Ainsi, il peut apparaître chez des enfants dont les parents ont déjà souffert de ce trouble. Un neurotransmetteur peut s’être trop développé ou pas assez. La trichotillomanie peut aussi être la conséquence de points externes comme la tension familiale, le stress, la dépression ou un état de privation affective, par exemple.

la trichotillomanie et l'arrachage de cheveux

Comment détecter ce trouble

Dans tous les cas, la présence d’alopécie dans certaines zones du cuir chevelu pousse le petit à s’isoler ou à se sentir complexéIl peut aussi souffrir de graves lésions dermatologiques ou infectieuses qui peuvent réellement devenir préoccupantes si le trouble ne disparaît pas. Il est donc essentiel que les parents sachent détecter la trichotillomanie.

En plus de cela, les enfants peuvent souffrir d’obstructions intestinales et de douleurs aiguës au niveau de l’estomac. Le fait qu’ils se tirent les cheveux ou les tordent est également évident; ils ont aussi tendance à nier ces actes. Leur tension augmente avant de s’arracher les cheveux et ils peuvent présenter d’autres comportements d’auto-agression.

Traitement

Normalement, la trichotillomanie dans l’enfance disparaît avant que le petit n’entre à l’école. Le soutien des parents est fondamental.
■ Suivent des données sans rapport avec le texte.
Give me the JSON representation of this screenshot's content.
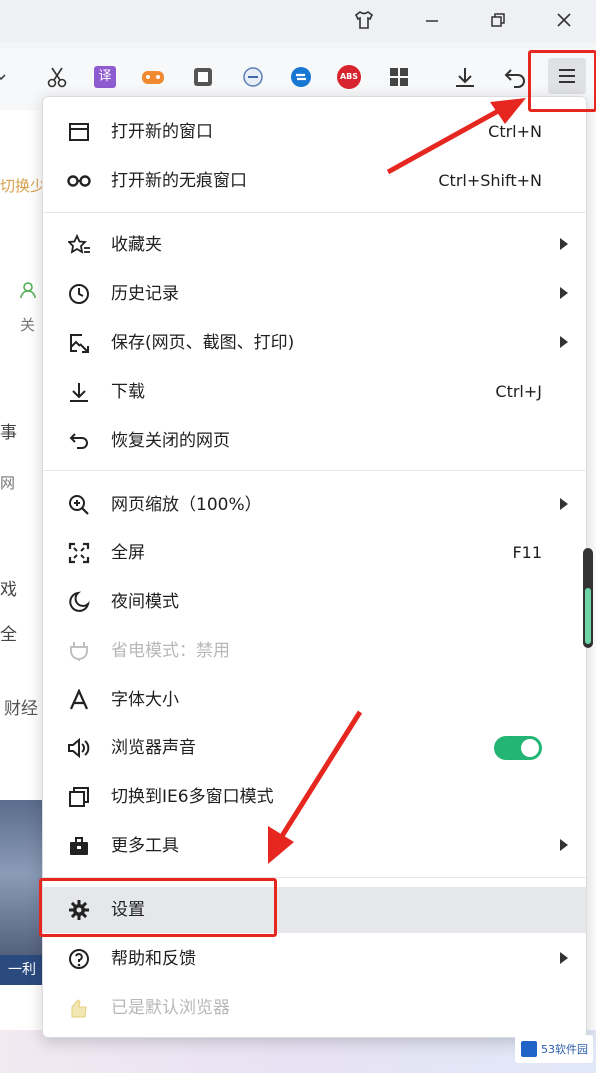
{
  "window_controls": [
    {
      "name": "skin-icon",
      "glyph": "👕"
    },
    {
      "name": "minimize-icon",
      "glyph": "—"
    },
    {
      "name": "restore-icon",
      "glyph": "❐"
    },
    {
      "name": "close-icon",
      "glyph": "✕"
    }
  ],
  "toolbar_icons": [
    "cut-icon",
    "translate-icon",
    "game-icon",
    "reader-icon",
    "zoom-out-icon",
    "sync-icon",
    "adblock-icon",
    "apps-icon",
    "download-icon",
    "undo-icon",
    "menu-icon"
  ],
  "toolbar_glyphs": {
    "translate": "译",
    "adblock": "ABS"
  },
  "page_fragments": {
    "f1": "切换少",
    "f2": "关",
    "f3": "事",
    "f4": "网",
    "f5": "戏",
    "f6": "全",
    "f7": "财经",
    "banner": "一利"
  },
  "menu": {
    "items": [
      {
        "label": "打开新的窗口",
        "shortcut": "Ctrl+N",
        "icon": "window-icon"
      },
      {
        "label": "打开新的无痕窗口",
        "shortcut": "Ctrl+Shift+N",
        "icon": "incognito-icon"
      },
      {
        "label": "收藏夹",
        "icon": "favorites-icon",
        "submenu": true
      },
      {
        "label": "历史记录",
        "icon": "history-icon",
        "submenu": true
      },
      {
        "label": "保存(网页、截图、打印)",
        "icon": "save-icon",
        "submenu": true
      },
      {
        "label": "下载",
        "shortcut": "Ctrl+J",
        "icon": "download-icon"
      },
      {
        "label": "恢复关闭的网页",
        "icon": "restore-page-icon"
      },
      {
        "label": "网页缩放（100%）",
        "icon": "zoom-icon",
        "submenu": true
      },
      {
        "label": "全屏",
        "shortcut": "F11",
        "icon": "fullscreen-icon"
      },
      {
        "label": "夜间模式",
        "icon": "night-mode-icon"
      },
      {
        "label": "省电模式：禁用",
        "icon": "power-save-icon",
        "disabled": true
      },
      {
        "label": "字体大小",
        "icon": "font-size-icon"
      },
      {
        "label": "浏览器声音",
        "icon": "sound-icon",
        "toggle": true
      },
      {
        "label": "切换到IE6多窗口模式",
        "icon": "ie6-window-icon"
      },
      {
        "label": "更多工具",
        "icon": "tools-icon",
        "submenu": true
      },
      {
        "label": "设置",
        "icon": "settings-icon"
      },
      {
        "label": "帮助和反馈",
        "icon": "help-icon",
        "submenu": true
      },
      {
        "label": "已是默认浏览器",
        "icon": "default-browser-icon",
        "disabled": true
      }
    ]
  },
  "watermark": "53软件园",
  "colors": {
    "accent_red": "#e5271f",
    "toggle_on": "#22b573"
  }
}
Ils doivent prendre conscience du problème de leur enfant, l’aider et faciliter l’arrêt de l’arrachage de cheveux/poils.

Si le trouble ne s’arrête pas, le traitement peut parfois se faire avec des médicaments ou sur le plan psychologique, principalement à travers des thérapies cognitives comportementalesL’objectif de ces séances est d’éliminer cette mauvaise habitude en renforçant d’autres comportements alternatifs incompatibles avec le trouble, beaucoup plus adaptatifs et adéquats.